First, the problem at hand is that I'm getting uninitialized value errors when using two threads with Hoard but when I use the standard malloc, I don't get any such errors. Also, the errors cause me to leak while the standard malloc de-allocates fine.
We have a particle structure :
Code:
struct particle {
long double x;
long double y;
long double z;
};
And we allocate in the main-loop with :
Code:
struct particle *p = malloc(512*sizeof(*p));
for (int x=0; x<8; x++) {
for (int y=0; y<8; y++) {
for (int z=0; z<8; z++) {
p[x*64+y*8+z].x = x;
p[x*64+y*8+z].y = y;
p[x*64+y*8+z].z = z;
}
}
}
But because pthreads are really lame in the way that they only really want a void pointer, I had to declare a threading structure because I need to pass as arguments a pointer to a location in a quadtree and a pointer to a particle from our p pointer, in my case &p[73] is the address.
So, we have :
Code:
struct thread {
struct branch *b;
struct particle *p;
};
void* shear(void *t) {
struct thread *thr = t;
search(thr->b, thr->p);
return NULL;
}
struct thread* buildCell(struct branch *b, struct particle *p) {
struct thread *t = malloc(sizeof(*t));
t->b = b;
t->p = p;
return t;
}
and in my main loop, I have :
Code:
pthread_t shears[2];
struct thread *thr1 = buildCell(root->children[0], &p[73]);
struct thread *thr2 = buildCell(root->children[2], &p[73]);
pthread_create(&shears[0], NULL, shear, thr1);
pthread_create(&shears[1], NULL, shear, thr2);
pthread_join(shears[0], NULL);
pthread_join(shears[1], NULL);
free(thr1);
free(thr2);
root is the root of the quadtree and yes, it has children.

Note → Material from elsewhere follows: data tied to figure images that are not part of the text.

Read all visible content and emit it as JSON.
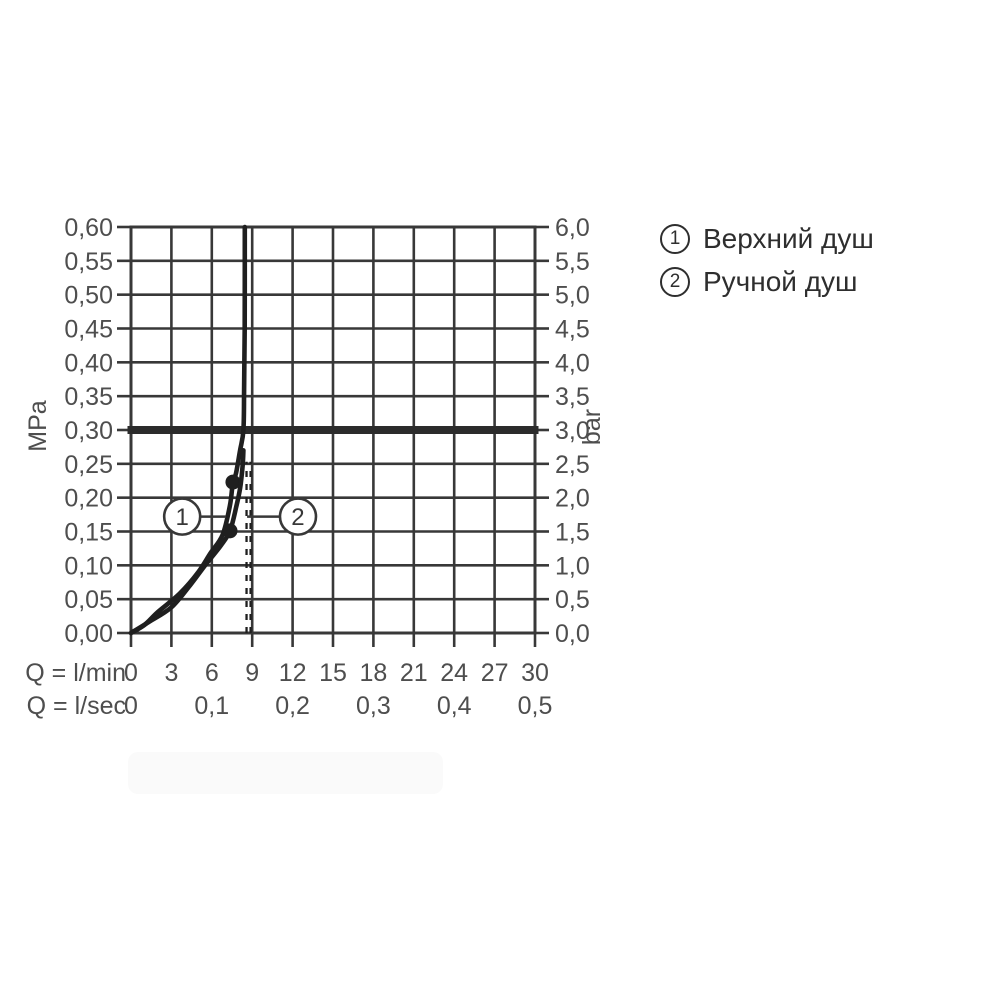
{
  "page": {
    "background": "#ffffff"
  },
  "colors": {
    "ink": "#383838",
    "curve": "#1f1f1f",
    "label": "#4e4e4e",
    "legend_text": "#2e2e2e",
    "reference_line": "#2b2b2b",
    "background": "#ffffff"
  },
  "legend": {
    "items": [
      {
        "marker": "1",
        "label": "Верхний душ"
      },
      {
        "marker": "2",
        "label": "Ручной душ"
      }
    ]
  },
  "chart_data": {
    "type": "line",
    "title": "",
    "grid": true,
    "legend_position": "right",
    "x_axis": {
      "label": "Q = l/min",
      "min": 0,
      "max": 30,
      "tick_step": 3,
      "tick_labels": [
        "0",
        "3",
        "6",
        "9",
        "12",
        "15",
        "18",
        "21",
        "24",
        "27",
        "30"
      ]
    },
    "x_axis_secondary": {
      "label": "Q = l/sec",
      "tick_labels": [
        "0",
        "0,1",
        "0,2",
        "0,3",
        "0,4",
        "0,5"
      ],
      "tick_positions_lmin": [
        0,
        6,
        12,
        18,
        24,
        30
      ]
    },
    "y_axis_left": {
      "label": "MPa",
      "min": 0,
      "max": 0.6,
      "tick_step": 0.05,
      "tick_labels": [
        "0,60",
        "0,55",
        "0,50",
        "0,45",
        "0,40",
        "0,35",
        "0,30",
        "0,25",
        "0,20",
        "0,15",
        "0,10",
        "0,05",
        "0,00"
      ]
    },
    "y_axis_right": {
      "label": "bar",
      "min": 0,
      "max": 6.0,
      "tick_step": 0.5,
      "tick_labels": [
        "6,0",
        "5,5",
        "5,0",
        "4,5",
        "4,0",
        "3,5",
        "3,0",
        "2,5",
        "2,0",
        "1,5",
        "1,0",
        "0,5",
        "0,0"
      ]
    },
    "reference_line": {
      "mpa": 0.3,
      "bar": 3.0
    },
    "series": [
      {
        "name": "Верхний душ",
        "marker_id": "1",
        "style": "solid",
        "points": [
          [
            0,
            0
          ],
          [
            1.0,
            0.012
          ],
          [
            2.0,
            0.031
          ],
          [
            3.6,
            0.058
          ],
          [
            5.0,
            0.09
          ],
          [
            5.9,
            0.118
          ],
          [
            6.8,
            0.145
          ],
          [
            7.35,
            0.189
          ],
          [
            7.57,
            0.223
          ],
          [
            7.8,
            0.236
          ],
          [
            8.1,
            0.27
          ],
          [
            8.35,
            0.3
          ],
          [
            8.4,
            0.36
          ],
          [
            8.44,
            0.45
          ],
          [
            8.45,
            0.6
          ]
        ],
        "highlight_point": [
          7.57,
          0.223
        ]
      },
      {
        "name": "Ручной душ",
        "marker_id": "2",
        "style": "solid",
        "points": [
          [
            0,
            0
          ],
          [
            1.3,
            0.016
          ],
          [
            3.0,
            0.038
          ],
          [
            4.4,
            0.071
          ],
          [
            5.5,
            0.1
          ],
          [
            6.7,
            0.13
          ],
          [
            7.35,
            0.151
          ],
          [
            7.8,
            0.185
          ],
          [
            8.1,
            0.214
          ],
          [
            8.28,
            0.245
          ],
          [
            8.35,
            0.27
          ]
        ],
        "highlight_point": [
          7.35,
          0.151
        ]
      }
    ],
    "dashed_guides": {
      "x_lmin": [
        8.58,
        8.88
      ],
      "mpa_range": [
        0,
        0.253
      ]
    },
    "annotations": [
      {
        "label": "1",
        "circle_at": [
          3.8,
          0.172
        ],
        "line_to": [
          7.05,
          0.172
        ]
      },
      {
        "label": "2",
        "circle_at": [
          12.4,
          0.172
        ],
        "line_to": [
          8.62,
          0.172
        ]
      }
    ]
  }
}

It has 4 children at the time p[73] is to be added. And shear is our thread function and thr1 and 2 are the arguments required for search'ing the tree which is a separate function which probes the entire tree given certain conditions, i.e. is the particle within the 'bounding box' or not which is a form of checking for shared edges.
The Hoard errors tell me that my malloc of p yields initialized values but I don't see how considering the standard malloc works fine. Is this is a shortcoming in Hoard?